Conclusio: Der Fall Schweden. All diese Argumente lassen sich mit der Organisation der Architektur in Schweden stützen. Wie schon erwähnt, benötigen ArchitektInnen in Schweden keine Lizenz; ein/e InstallateurIn kann sich dort ArchitektIn nennen. Interessanterweise verdienen schwedische ArchitektInnen einer europäischen Umfrage zufolge am meisten; es gibt also keinen Zusammenhang zwischen Lizenzierung und Bezahlung. Aber das ist noch nicht alles. Die Swedish Association of Architects (SAA), das schwedische Äquivalent der AIA oder des RIBA, ist eine Gewerkschaft, kein Berufsverband. Sie ist überdies eine Gewerkschaft von ArbeitnehmerInnen, kümmert sich also um die architektonische Arbeit, nicht das Erzielen von Profiten. (Die ArbeitgeberInnen gehören einer anderen Vereinigung an, die aus professionellen FirmeninhaberInnen verschiedener Branchen besteht.) Da Gewerkschaften in das politische System eingebunden sind, verfügt die SAA auch über Macht im Parlament. Vielleicht liegt es gerade am Fehlen der Lizenzierung, dass der Architekturausbildung in Schweden größeres Gewicht zukommt, als man meinen würde. Die Architekturausbildung (und ihre Zulassung), nicht die Lizenzierung dient als Kompetenzbeweis, als Beleg, dass man tatsächlich mehr weiß als der/die InstallateurIn. Und da der Staat ein Interesse an dieser Kompetenz hat – weil seine Wirtschaft auf innovativer Technologie beruht und weil er einmal Auftraggeber für die meisten ArchitektInnen sein wird –, stattet er Universitäten mit beträchtlichen Mitteln für zukunftsweisende Ansätze und Architekturbüros für Forschungsstipendien aus. Das bedeutet, dass die tatsächlich Architekturtreibenden diejenigen sind, die die Richtung der Disziplin bestimmen. Die Folge ist eine große Offenheit für innovative Formen der Auftragsvergabe. Eines Tages werden andere Länder vielleicht ebenso aufgeklärt sein wie Schweden. Als gewerkschaftlich organisiertes Land ist es beispielgebend auch für Bereiche jenseits der Lizenzierung von ArchitektInnen. Bis dahin können wir mit dem beginnen, was wir als ArchitektInnen (wirklich) kontrollieren können: der Deprofessionalisierung. ■

 

Übersetzung: Wilfried Prantner



[1] Die allgemeinen Aussagen aus der englischsprachigen Wikipedia wurden im Deutschen paraphrasiert und daher nicht als Zitate gekennzeichnet (A.d.Ü.).

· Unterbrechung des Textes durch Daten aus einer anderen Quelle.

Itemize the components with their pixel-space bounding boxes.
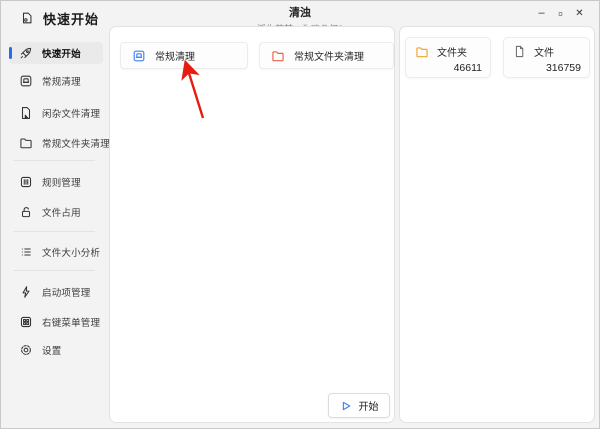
sidebar-item-label: 常规文件夹清理 (42, 136, 110, 150)
action-label: 常规清理 (155, 48, 195, 63)
sidebar-item-label: 文件大小分析 (42, 245, 100, 259)
sidebar-item-quick-start[interactable]: 快速开始 (9, 42, 103, 64)
sidebar-item-file-occupation[interactable]: 文件占用 (9, 201, 103, 223)
list-icon (19, 245, 33, 259)
red-pointer-arrow (170, 60, 210, 124)
page-title: 快速开始 (43, 9, 99, 28)
close-button[interactable]: ✕ (570, 5, 589, 21)
sidebar-divider (13, 160, 95, 161)
sidebar-item-file-size-analysis[interactable]: 文件大小分析 (9, 241, 103, 263)
stat-value-files: 316759 (513, 62, 581, 74)
app-window: 快速开始 清浊 浮生若梦，为欢几何? – ▫ ✕ 快速开始 (0, 0, 600, 429)
menu-grid-icon (19, 315, 33, 329)
sidebar-item-label: 文件占用 (42, 205, 81, 219)
folder-icon (415, 45, 429, 59)
stat-label: 文件 (534, 44, 554, 59)
rules-icon (19, 175, 33, 189)
sidebar-item-label: 设置 (42, 343, 61, 357)
action-regular-folder-clean[interactable]: 常规文件夹清理 (259, 42, 394, 69)
play-icon (340, 400, 352, 412)
start-button[interactable]: 开始 (328, 393, 390, 418)
sidebar-item-context-menu-management[interactable]: 右键菜单管理 (9, 311, 103, 333)
folder-icon (19, 136, 33, 150)
clean-box-icon (132, 49, 146, 63)
sidebar-item-regular-clean[interactable]: 常规清理 (9, 70, 103, 92)
sidebar-item-label: 启动项管理 (42, 285, 91, 299)
rocket-icon (19, 46, 33, 60)
minimize-button[interactable]: – (532, 5, 551, 21)
selected-indicator (9, 47, 12, 59)
file-clean-icon (19, 106, 33, 120)
start-button-label: 开始 (359, 398, 379, 413)
sidebar: 快速开始 常规清理 闲杂文件清理 (1, 31, 106, 429)
main-panel: 常规清理 常规文件夹清理 (109, 26, 395, 423)
file-icon (513, 45, 526, 58)
header-left: 快速开始 (20, 9, 99, 27)
sidebar-item-label: 常规清理 (42, 74, 81, 88)
sidebar-divider (13, 231, 95, 232)
window-controls: – ▫ ✕ (532, 5, 589, 21)
action-label: 常规文件夹清理 (294, 48, 364, 63)
gear-icon (19, 343, 33, 357)
sidebar-item-settings[interactable]: 设置 (9, 339, 103, 361)
stat-value-folders: 46611 (415, 62, 482, 74)
stat-card-files[interactable]: 文件 316759 (503, 37, 590, 78)
sidebar-item-label: 右键菜单管理 (42, 315, 100, 329)
lock-open-icon (19, 205, 33, 219)
folder-icon (271, 49, 285, 63)
sidebar-item-regular-folder-clean[interactable]: 常规文件夹清理 (9, 132, 103, 154)
bolt-icon (19, 285, 33, 299)
sidebar-item-label: 规则管理 (42, 175, 81, 189)
sidebar-item-misc-file-clean[interactable]: 闲杂文件清理 (9, 102, 103, 124)
stat-label: 文件夹 (437, 44, 467, 59)
stat-card-folders[interactable]: 文件夹 46611 (405, 37, 491, 78)
action-regular-clean[interactable]: 常规清理 (120, 42, 248, 69)
maximize-button[interactable]: ▫ (551, 5, 570, 21)
sidebar-item-startup-management[interactable]: 启动项管理 (9, 281, 103, 303)
sidebar-item-label: 快速开始 (42, 46, 81, 60)
page-preview-icon (20, 11, 34, 25)
app-title: 清浊 (257, 4, 343, 20)
clean-box-icon (19, 74, 33, 88)
stats-panel: 文件夹 46611 文件 316759 (399, 26, 595, 423)
sidebar-item-label: 闲杂文件清理 (42, 106, 100, 120)
sidebar-item-rule-management[interactable]: 规则管理 (9, 171, 103, 193)
sidebar-divider (13, 270, 95, 271)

[2] Larson, Magali Sarfatti: The Rise of Professionalism: Monopolies of Competence and Sheltered Markets, New Brunswick, NJ 2013, xiii.

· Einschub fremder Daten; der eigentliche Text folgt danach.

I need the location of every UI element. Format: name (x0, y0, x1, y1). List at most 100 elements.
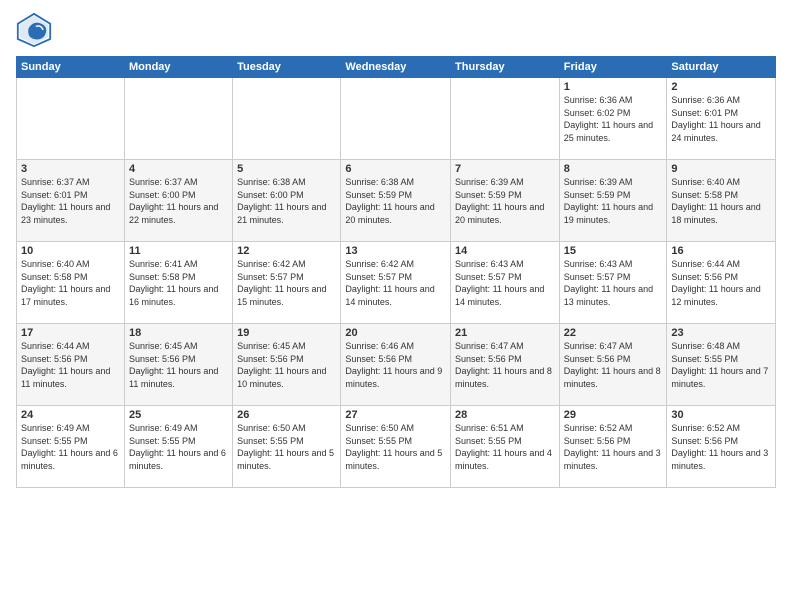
day-info: Sunrise: 6:46 AM Sunset: 5:56 PM Dayligh… (345, 340, 446, 390)
calendar-cell (451, 78, 560, 160)
day-info: Sunrise: 6:45 AM Sunset: 5:56 PM Dayligh… (237, 340, 336, 390)
day-info: Sunrise: 6:42 AM Sunset: 5:57 PM Dayligh… (345, 258, 446, 308)
day-info: Sunrise: 6:39 AM Sunset: 5:59 PM Dayligh… (564, 176, 663, 226)
day-number: 6 (345, 163, 446, 175)
calendar-cell: 4Sunrise: 6:37 AM Sunset: 6:00 PM Daylig… (124, 160, 232, 242)
day-info: Sunrise: 6:49 AM Sunset: 5:55 PM Dayligh… (129, 422, 228, 472)
calendar-cell: 9Sunrise: 6:40 AM Sunset: 5:58 PM Daylig… (667, 160, 776, 242)
page: Sunday Monday Tuesday Wednesday Thursday… (0, 0, 792, 612)
day-number: 24 (21, 409, 120, 421)
day-number: 11 (129, 245, 228, 257)
calendar-cell: 12Sunrise: 6:42 AM Sunset: 5:57 PM Dayli… (233, 242, 341, 324)
calendar-cell: 28Sunrise: 6:51 AM Sunset: 5:55 PM Dayli… (451, 406, 560, 488)
day-number: 5 (237, 163, 336, 175)
day-info: Sunrise: 6:51 AM Sunset: 5:55 PM Dayligh… (455, 422, 555, 472)
day-info: Sunrise: 6:36 AM Sunset: 6:01 PM Dayligh… (671, 94, 771, 144)
calendar-cell: 14Sunrise: 6:43 AM Sunset: 5:57 PM Dayli… (451, 242, 560, 324)
day-info: Sunrise: 6:47 AM Sunset: 5:56 PM Dayligh… (455, 340, 555, 390)
calendar-cell: 24Sunrise: 6:49 AM Sunset: 5:55 PM Dayli… (17, 406, 125, 488)
day-info: Sunrise: 6:39 AM Sunset: 5:59 PM Dayligh… (455, 176, 555, 226)
day-number: 15 (564, 245, 663, 257)
day-info: Sunrise: 6:38 AM Sunset: 5:59 PM Dayligh… (345, 176, 446, 226)
day-number: 1 (564, 81, 663, 93)
header (16, 12, 776, 48)
calendar-cell: 7Sunrise: 6:39 AM Sunset: 5:59 PM Daylig… (451, 160, 560, 242)
header-wednesday: Wednesday (341, 57, 451, 78)
day-info: Sunrise: 6:43 AM Sunset: 5:57 PM Dayligh… (564, 258, 663, 308)
day-info: Sunrise: 6:50 AM Sunset: 5:55 PM Dayligh… (345, 422, 446, 472)
calendar-cell (233, 78, 341, 160)
day-number: 13 (345, 245, 446, 257)
calendar-week-4: 17Sunrise: 6:44 AM Sunset: 5:56 PM Dayli… (17, 324, 776, 406)
day-info: Sunrise: 6:45 AM Sunset: 5:56 PM Dayligh… (129, 340, 228, 390)
day-number: 8 (564, 163, 663, 175)
header-sunday: Sunday (17, 57, 125, 78)
header-monday: Monday (124, 57, 232, 78)
day-info: Sunrise: 6:49 AM Sunset: 5:55 PM Dayligh… (21, 422, 120, 472)
calendar-cell: 21Sunrise: 6:47 AM Sunset: 5:56 PM Dayli… (451, 324, 560, 406)
calendar-cell: 18Sunrise: 6:45 AM Sunset: 5:56 PM Dayli… (124, 324, 232, 406)
calendar: Sunday Monday Tuesday Wednesday Thursday… (16, 56, 776, 488)
calendar-cell: 17Sunrise: 6:44 AM Sunset: 5:56 PM Dayli… (17, 324, 125, 406)
day-info: Sunrise: 6:48 AM Sunset: 5:55 PM Dayligh… (671, 340, 771, 390)
day-number: 27 (345, 409, 446, 421)
calendar-cell: 13Sunrise: 6:42 AM Sunset: 5:57 PM Dayli… (341, 242, 451, 324)
calendar-cell: 11Sunrise: 6:41 AM Sunset: 5:58 PM Dayli… (124, 242, 232, 324)
calendar-cell: 5Sunrise: 6:38 AM Sunset: 6:00 PM Daylig… (233, 160, 341, 242)
day-info: Sunrise: 6:42 AM Sunset: 5:57 PM Dayligh… (237, 258, 336, 308)
day-number: 17 (21, 327, 120, 339)
day-info: Sunrise: 6:37 AM Sunset: 6:01 PM Dayligh… (21, 176, 120, 226)
calendar-week-5: 24Sunrise: 6:49 AM Sunset: 5:55 PM Dayli… (17, 406, 776, 488)
calendar-cell: 3Sunrise: 6:37 AM Sunset: 6:01 PM Daylig… (17, 160, 125, 242)
day-info: Sunrise: 6:52 AM Sunset: 5:56 PM Dayligh… (564, 422, 663, 472)
day-info: Sunrise: 6:50 AM Sunset: 5:55 PM Dayligh… (237, 422, 336, 472)
header-tuesday: Tuesday (233, 57, 341, 78)
day-number: 23 (671, 327, 771, 339)
day-number: 10 (21, 245, 120, 257)
day-number: 19 (237, 327, 336, 339)
calendar-cell: 16Sunrise: 6:44 AM Sunset: 5:56 PM Dayli… (667, 242, 776, 324)
calendar-week-3: 10Sunrise: 6:40 AM Sunset: 5:58 PM Dayli… (17, 242, 776, 324)
day-info: Sunrise: 6:40 AM Sunset: 5:58 PM Dayligh… (671, 176, 771, 226)
calendar-week-2: 3Sunrise: 6:37 AM Sunset: 6:01 PM Daylig… (17, 160, 776, 242)
header-friday: Friday (559, 57, 667, 78)
day-info: Sunrise: 6:43 AM Sunset: 5:57 PM Dayligh… (455, 258, 555, 308)
day-number: 25 (129, 409, 228, 421)
day-info: Sunrise: 6:41 AM Sunset: 5:58 PM Dayligh… (129, 258, 228, 308)
day-number: 14 (455, 245, 555, 257)
day-number: 16 (671, 245, 771, 257)
calendar-cell: 29Sunrise: 6:52 AM Sunset: 5:56 PM Dayli… (559, 406, 667, 488)
day-info: Sunrise: 6:44 AM Sunset: 5:56 PM Dayligh… (671, 258, 771, 308)
calendar-cell: 26Sunrise: 6:50 AM Sunset: 5:55 PM Dayli… (233, 406, 341, 488)
day-number: 29 (564, 409, 663, 421)
day-info: Sunrise: 6:52 AM Sunset: 5:56 PM Dayligh… (671, 422, 771, 472)
day-number: 3 (21, 163, 120, 175)
calendar-cell: 19Sunrise: 6:45 AM Sunset: 5:56 PM Dayli… (233, 324, 341, 406)
calendar-cell: 25Sunrise: 6:49 AM Sunset: 5:55 PM Dayli… (124, 406, 232, 488)
day-number: 28 (455, 409, 555, 421)
calendar-cell (17, 78, 125, 160)
calendar-cell (341, 78, 451, 160)
day-info: Sunrise: 6:44 AM Sunset: 5:56 PM Dayligh… (21, 340, 120, 390)
day-number: 2 (671, 81, 771, 93)
calendar-cell: 20Sunrise: 6:46 AM Sunset: 5:56 PM Dayli… (341, 324, 451, 406)
logo-icon (16, 12, 52, 48)
day-info: Sunrise: 6:37 AM Sunset: 6:00 PM Dayligh… (129, 176, 228, 226)
calendar-cell (124, 78, 232, 160)
calendar-cell: 30Sunrise: 6:52 AM Sunset: 5:56 PM Dayli… (667, 406, 776, 488)
day-number: 18 (129, 327, 228, 339)
day-number: 9 (671, 163, 771, 175)
day-info: Sunrise: 6:47 AM Sunset: 5:56 PM Dayligh… (564, 340, 663, 390)
day-number: 7 (455, 163, 555, 175)
calendar-cell: 22Sunrise: 6:47 AM Sunset: 5:56 PM Dayli… (559, 324, 667, 406)
calendar-header-row: Sunday Monday Tuesday Wednesday Thursday… (17, 57, 776, 78)
day-number: 12 (237, 245, 336, 257)
day-number: 4 (129, 163, 228, 175)
day-number: 26 (237, 409, 336, 421)
header-thursday: Thursday (451, 57, 560, 78)
calendar-cell: 23Sunrise: 6:48 AM Sunset: 5:55 PM Dayli… (667, 324, 776, 406)
day-number: 20 (345, 327, 446, 339)
day-info: Sunrise: 6:40 AM Sunset: 5:58 PM Dayligh… (21, 258, 120, 308)
day-info: Sunrise: 6:36 AM Sunset: 6:02 PM Dayligh… (564, 94, 663, 144)
header-saturday: Saturday (667, 57, 776, 78)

[3] US Department of Labor, „Fact Sheet #17D: Exemption for Professional Employees Under the Fair Labor Standards Act (FLSA)“, www.dol.gov/whd/overtime/fs17d_professional.html (Übers. W.P.).

[4] Vgl. Susskind, Richard/Susskind, Daniel: The Future of the Professions: How Technology Will Transform the Work of Human Experts, Oxford 2015, sowie Susskind, Daniel: A World Without Work: Technology, Automation, and How We Should Respond, New York 2020.